Ma doktorat z historii Kościoła. W 2011 roku – gdy startowała bez powodzenia do parlamentu – SLD mówiło o niej “To nasza zabójcza konkurencja wobec pięknej Joanny Muchy z PO”. Ogórek występowała wcześniej m.in. w “Na dobre i na złe”. Wspominała wtedy, że w Sejmie chce się zajmować m.in. szkolnictwem wyższym, a także profilaktyką antynowotworową. Ogórek w latach 2002-2005 pracowała w administracji, m.in. w MSWiA i KPRM, gdzie zajmowała się współpracą międzynarodową i integracją europejską.
W czasie kampanii parlamentarnej występowała w spocie u boku z Aleksandrem Kwaśniewskim.
– Polska demokracja potrzebuje młodych, zdolnych, doświadczonych (…)ludzi . Magda Ogórek jest taką właśnie osobą. Wspaniała , przygotowana, będzie dobrze Was reprezentować. Będzie wierna i wartościom lewicy, i swoim wyborcom – powiedział Aleksander Kwaśniewski, uzasadniając poparcie dla Magdaleny Ogórek.
Jako pierwsza o tym, że Ogórek ostanie kandydatką SLD napisała na Twitterze Kamila Biedrzycka-Osica. Reakcją było niedowierzanie ze strony niemal wszystkich komentatorów i analityków. Zwracano uwagę, że to dzień śmierci Józefa Oleksego, pojawiały się też liczne komentarze o niestosowności ogłoszenia tej decyzji w tej właśnie chwili. I to nie tylko od dziennikarzy.
Ogłoszenie kandydata SLD na prezydenta w dniu śmierci Józefa Oleksego jest delikatnie mówiąc nietaktowne.
— Grzegorz Gruchalski (@Gruchalski) January 9, 2015
Pierwszym wyzwaniem dla SLD będzie szybkie zbudowanie jej rozpoznawalności oraz przekonywujące uzasadnienie tej kandydatury. Ogórek – mimo wieloletniej kariery telewizyjnej i aktorskiej – nie ma żadnej politycznej rozpoznawalności.
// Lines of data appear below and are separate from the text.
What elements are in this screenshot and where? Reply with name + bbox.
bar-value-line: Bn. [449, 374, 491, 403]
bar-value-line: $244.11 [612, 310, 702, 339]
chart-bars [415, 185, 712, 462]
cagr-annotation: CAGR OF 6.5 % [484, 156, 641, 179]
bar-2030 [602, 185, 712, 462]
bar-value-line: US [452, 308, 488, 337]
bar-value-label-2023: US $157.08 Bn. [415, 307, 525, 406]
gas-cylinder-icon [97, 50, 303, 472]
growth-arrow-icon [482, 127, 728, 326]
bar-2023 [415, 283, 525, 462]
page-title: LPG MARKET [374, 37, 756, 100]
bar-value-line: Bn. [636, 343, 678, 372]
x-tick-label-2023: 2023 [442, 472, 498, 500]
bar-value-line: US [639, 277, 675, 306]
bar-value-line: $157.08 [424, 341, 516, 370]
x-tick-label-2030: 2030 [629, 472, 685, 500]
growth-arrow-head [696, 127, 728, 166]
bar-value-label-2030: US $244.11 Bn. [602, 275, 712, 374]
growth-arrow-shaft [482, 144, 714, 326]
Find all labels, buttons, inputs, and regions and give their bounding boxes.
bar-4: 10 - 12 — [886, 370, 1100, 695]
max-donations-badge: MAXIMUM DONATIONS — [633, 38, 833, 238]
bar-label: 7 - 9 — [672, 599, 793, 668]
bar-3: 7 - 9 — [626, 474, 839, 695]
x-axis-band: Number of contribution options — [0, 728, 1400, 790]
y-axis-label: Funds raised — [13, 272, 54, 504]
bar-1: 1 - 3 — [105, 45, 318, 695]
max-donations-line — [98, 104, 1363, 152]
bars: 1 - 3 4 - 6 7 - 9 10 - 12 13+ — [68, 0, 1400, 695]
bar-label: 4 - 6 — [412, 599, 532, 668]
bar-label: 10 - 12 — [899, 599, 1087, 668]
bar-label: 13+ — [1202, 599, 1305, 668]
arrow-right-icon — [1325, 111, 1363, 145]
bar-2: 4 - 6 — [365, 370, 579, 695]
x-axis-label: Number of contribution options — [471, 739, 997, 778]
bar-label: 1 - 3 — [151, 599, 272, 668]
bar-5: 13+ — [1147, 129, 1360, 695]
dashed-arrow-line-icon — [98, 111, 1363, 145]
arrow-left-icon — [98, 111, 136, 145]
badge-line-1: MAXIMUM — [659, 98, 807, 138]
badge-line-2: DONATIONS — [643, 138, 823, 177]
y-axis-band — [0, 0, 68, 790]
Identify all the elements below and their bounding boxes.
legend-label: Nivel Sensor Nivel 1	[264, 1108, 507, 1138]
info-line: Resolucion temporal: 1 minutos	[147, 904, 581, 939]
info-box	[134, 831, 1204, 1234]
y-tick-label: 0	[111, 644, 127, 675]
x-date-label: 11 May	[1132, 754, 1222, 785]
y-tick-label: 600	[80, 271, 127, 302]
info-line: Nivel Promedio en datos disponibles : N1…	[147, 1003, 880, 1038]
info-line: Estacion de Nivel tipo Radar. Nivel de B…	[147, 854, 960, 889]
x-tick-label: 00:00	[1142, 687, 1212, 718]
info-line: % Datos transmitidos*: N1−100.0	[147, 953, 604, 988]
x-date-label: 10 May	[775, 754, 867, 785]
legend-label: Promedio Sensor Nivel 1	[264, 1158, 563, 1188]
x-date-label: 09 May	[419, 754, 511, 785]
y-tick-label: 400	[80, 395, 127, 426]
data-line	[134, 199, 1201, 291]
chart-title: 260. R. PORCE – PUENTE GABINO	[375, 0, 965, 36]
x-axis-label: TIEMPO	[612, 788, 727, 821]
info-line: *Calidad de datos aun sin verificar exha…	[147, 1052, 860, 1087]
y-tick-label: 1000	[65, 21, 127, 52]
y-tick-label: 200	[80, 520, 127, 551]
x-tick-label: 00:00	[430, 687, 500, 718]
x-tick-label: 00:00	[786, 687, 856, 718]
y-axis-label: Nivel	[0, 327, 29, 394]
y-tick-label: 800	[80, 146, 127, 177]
Z drugiej jednak strony wystawienie kobiety w wyborach prezydenckich to dobry pomysł. Żadna ze znanych partii nie zdecydowała się na taki krok. W tej sytuacji PSL jest jedynym dużym ugrupowaniem poza PO, które nie wystawiło jeszcze kandydata na prezydenta.